By Erica Techo
Research shows African Americans are more than twice as likely than other populations to be diagnosed with dementia or Alzheimer’s disease. Despite these statistics, little research has centered on African Americans and what can be done to mitigate their risk factors for developing these cognitive aging conditions.
With a two-year, $400,000 R21 grant from the National Institutes of Health, University of Alabama at Birmingham School of Nursing Assistant Professor Pariya Fazeli Wheeler, PhD, using known common risk factors for dementia and Alzheimer’s disease, is developing tailored educational information that encourage healthy behaviors among African Americans to lessen their risk of developing these cognitive aging conditions.

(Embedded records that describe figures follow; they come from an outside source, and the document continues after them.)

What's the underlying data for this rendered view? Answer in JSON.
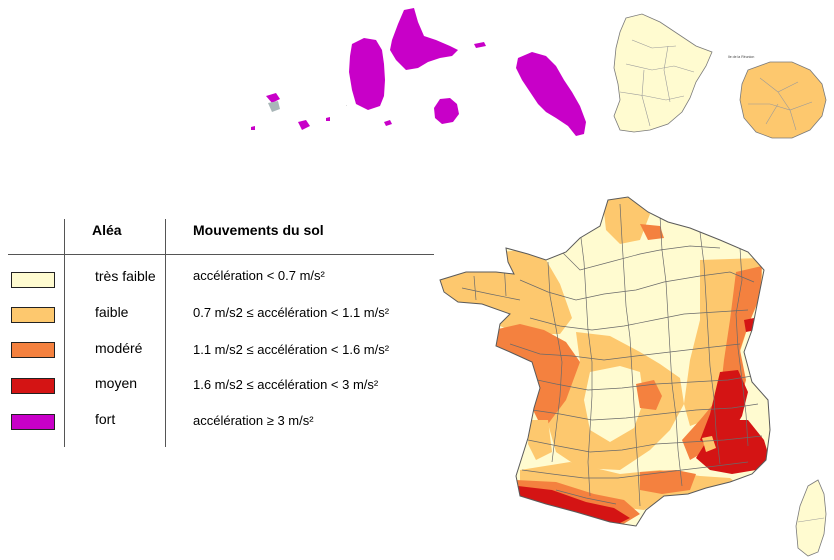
{
  "colors": {
    "tres_faible": "#fffbd0",
    "faible": "#fdc86e",
    "modere": "#f4813f",
    "moyen": "#d41414",
    "fort": "#c800c8",
    "border": "#6a6a6a",
    "grey_island": "#a9b6b8"
  },
  "legend": {
    "header_alea": "Aléa",
    "header_mouvements": "Mouvements du sol",
    "rows": [
      {
        "alea": "très faible",
        "mouvement": "accélération < 0.7 m/s²"
      },
      {
        "alea": "faible",
        "mouvement": "0.7 m/s2 ≤ accélération  < 1.1 m/s²"
      },
      {
        "alea": "modéré",
        "mouvement": "1.1 m/s2 ≤ accélération < 1.6 m/s²"
      },
      {
        "alea": "moyen",
        "mouvement": "1.6 m/s2 ≤ accélération < 3 m/s²"
      },
      {
        "alea": "fort",
        "mouvement": "accélération  ≥ 3 m/s²"
      }
    ]
  },
  "territories": {
    "reunion_label": "Ile de la Réunion"
  }
}
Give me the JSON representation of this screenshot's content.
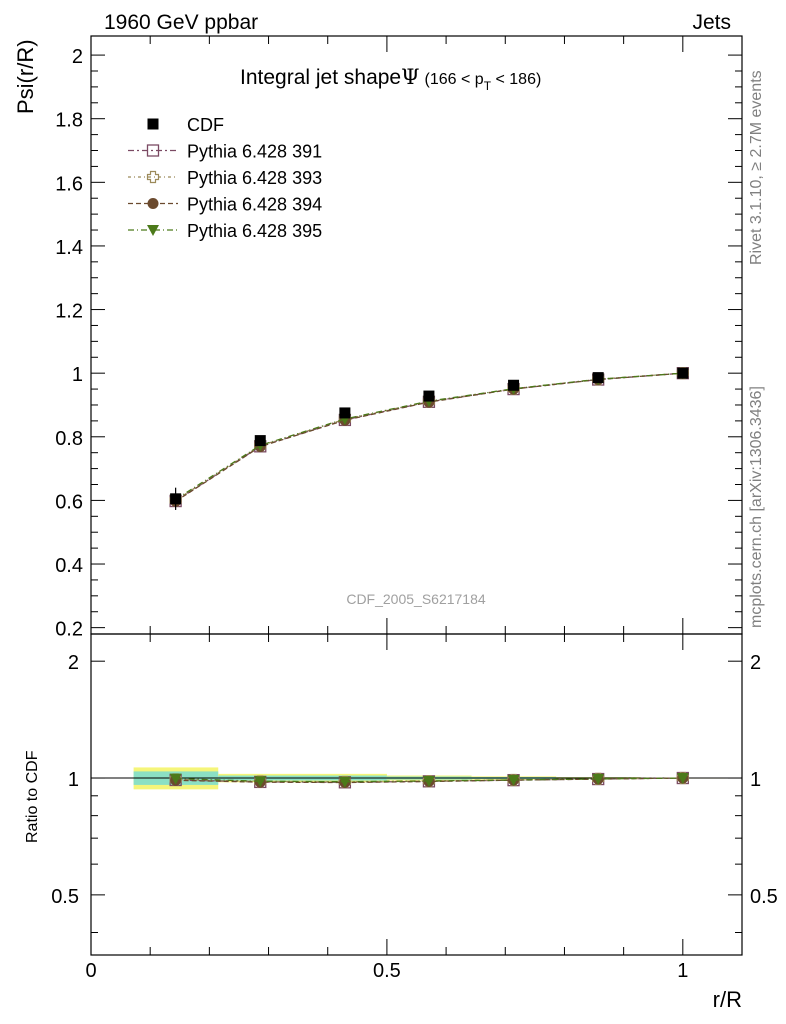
{
  "header": {
    "left": "1960 GeV ppbar",
    "right": "Jets"
  },
  "side_text": {
    "rivet": "Rivet 3.1.10, ≥ 2.7M events",
    "mcplots": "mcplots.cern.ch [arXiv:1306.3436]"
  },
  "chart_data": {
    "type": "line",
    "title_main": "Integral jet shape",
    "title_symbol": "Ψ",
    "title_range_pre": "(166 < p",
    "title_range_sub": "T",
    "title_range_post": " < 186)",
    "watermark": "CDF_2005_S6217184",
    "ylabel": "Psi(r/R)",
    "xlabel": "r/R",
    "ratio_ylabel": "Ratio to CDF",
    "xlim": [
      0,
      1.1
    ],
    "ylim": [
      0.18,
      2.06
    ],
    "ratio_ylim": [
      0.35,
      2.35
    ],
    "x_ticks": [
      "0",
      "0.5",
      "1"
    ],
    "y_ticks": [
      "0.2",
      "0.4",
      "0.6",
      "0.8",
      "1",
      "1.2",
      "1.4",
      "1.6",
      "1.8",
      "2"
    ],
    "ratio_y_ticks": [
      "0.5",
      "1",
      "2"
    ],
    "x": [
      0.143,
      0.286,
      0.429,
      0.571,
      0.714,
      0.857,
      1.0
    ],
    "data": {
      "name": "CDF",
      "values": [
        0.605,
        0.788,
        0.875,
        0.928,
        0.962,
        0.986,
        1.0
      ],
      "errors": [
        0.035,
        0.016,
        0.012,
        0.008,
        0.005,
        0.003,
        0.001
      ]
    },
    "ratio_bands": [
      {
        "x0": 0.072,
        "x1": 0.215,
        "inner": 0.04,
        "outer": 0.065
      },
      {
        "x0": 0.215,
        "x1": 0.5,
        "inner": 0.015,
        "outer": 0.025
      },
      {
        "x0": 0.5,
        "x1": 0.643,
        "inner": 0.009,
        "outer": 0.015
      },
      {
        "x0": 0.643,
        "x1": 0.786,
        "inner": 0.006,
        "outer": 0.01
      },
      {
        "x0": 0.786,
        "x1": 0.929,
        "inner": 0.004,
        "outer": 0.006
      },
      {
        "x0": 0.929,
        "x1": 1.072,
        "inner": 0.002,
        "outer": 0.003
      }
    ],
    "series": [
      {
        "name": "Pythia 6.428 391",
        "color": "#7b4a63",
        "marker": "open-square",
        "values": [
          0.598,
          0.77,
          0.853,
          0.91,
          0.95,
          0.98,
          1.0
        ]
      },
      {
        "name": "Pythia 6.428 393",
        "color": "#9c8a5a",
        "marker": "open-cross",
        "values": [
          0.6,
          0.772,
          0.855,
          0.911,
          0.951,
          0.981,
          1.0
        ]
      },
      {
        "name": "Pythia 6.428 394",
        "color": "#6b4a2e",
        "marker": "filled-circle",
        "values": [
          0.597,
          0.769,
          0.852,
          0.909,
          0.95,
          0.98,
          1.0
        ]
      },
      {
        "name": "Pythia 6.428 395",
        "color": "#4c7a1a",
        "marker": "filled-triangle-down",
        "values": [
          0.603,
          0.773,
          0.856,
          0.912,
          0.951,
          0.981,
          1.0
        ]
      }
    ],
    "colors": {
      "band_inner": "#8be0c4",
      "band_outer": "#f5f57a",
      "data": "#000000"
    }
  }
}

“Given the growing public health issues of dementia and Alzheimer’s disease, this seemed like the right time to translate my existing work in successful cognitive aging with HIV into work that focuses on dementia prevention,” Wheeler said. “As I was thinking about writing this grant and what I wanted my next research steps to be, I completed the UAB Health Disparities Research Training Program (HDRTP). This allowed me to see my idea in a new light. I recognized that dementia prevention in African Americans is an area missed in science so far and chose this focus to further develop my research.”
Study participants will be asked about their exercise, eating, social and other daily habits to help develop their risk factor profile. From there, a tailored plan will be created for each individual to help maximize their potential role in healthy brain aging in hopes a tailored individual plan will encourage participants to engage in healthy behaviors.
The goal of the project is to determine the effectiveness of the tailored plans versus general education on risk factors for Alzheimer’s disease and dementia.
“We hope with both of the groups receiving dementia education all will improve their dementia risk factor knowledge and brain health literacy. We also hope the individuals with a tailored risk factor profile are more likely to engage in the recommended activities more than those without a tailored profile,” Wheeler said. “If the tailored profile is effective in this study, we can move forward with future, larger studies and see if these actions help prevent or reduce cognitive issues as African Americans age.”
Co-investigators working with Wheeler on the grant include School of Nursing Assistant Professor Pamela Bowen, PhD, CRNP, FNP-BC and Professor and Interim Associate Dean for Research David E. Vance, PhD; UAB Department of Psychology Professors Bulent Turan and Olivio Clay; and UAB School of Medicine Professor Virginia Wadley. Bowen’s research focuses on emphasizing physical activity to positively affect overall health within the African-American population. Clay and Bowen will provide expertise on recruitment and retention of African American research participants, and Turan will provide guidance on text message adherence protocol. Vance and Wheeler have a long history of working together on successful aging with HIV projects, and developed the conceptual model for this R21 together years ago. Wadley and Vance will provide general expertise on study implementation, including assessments and educational materials developed for the study.
Following this two-year study, Wheeler hopes to expand the study and apply for an R01 grant. Increased funding would allow for a larger group of participants and a longer study.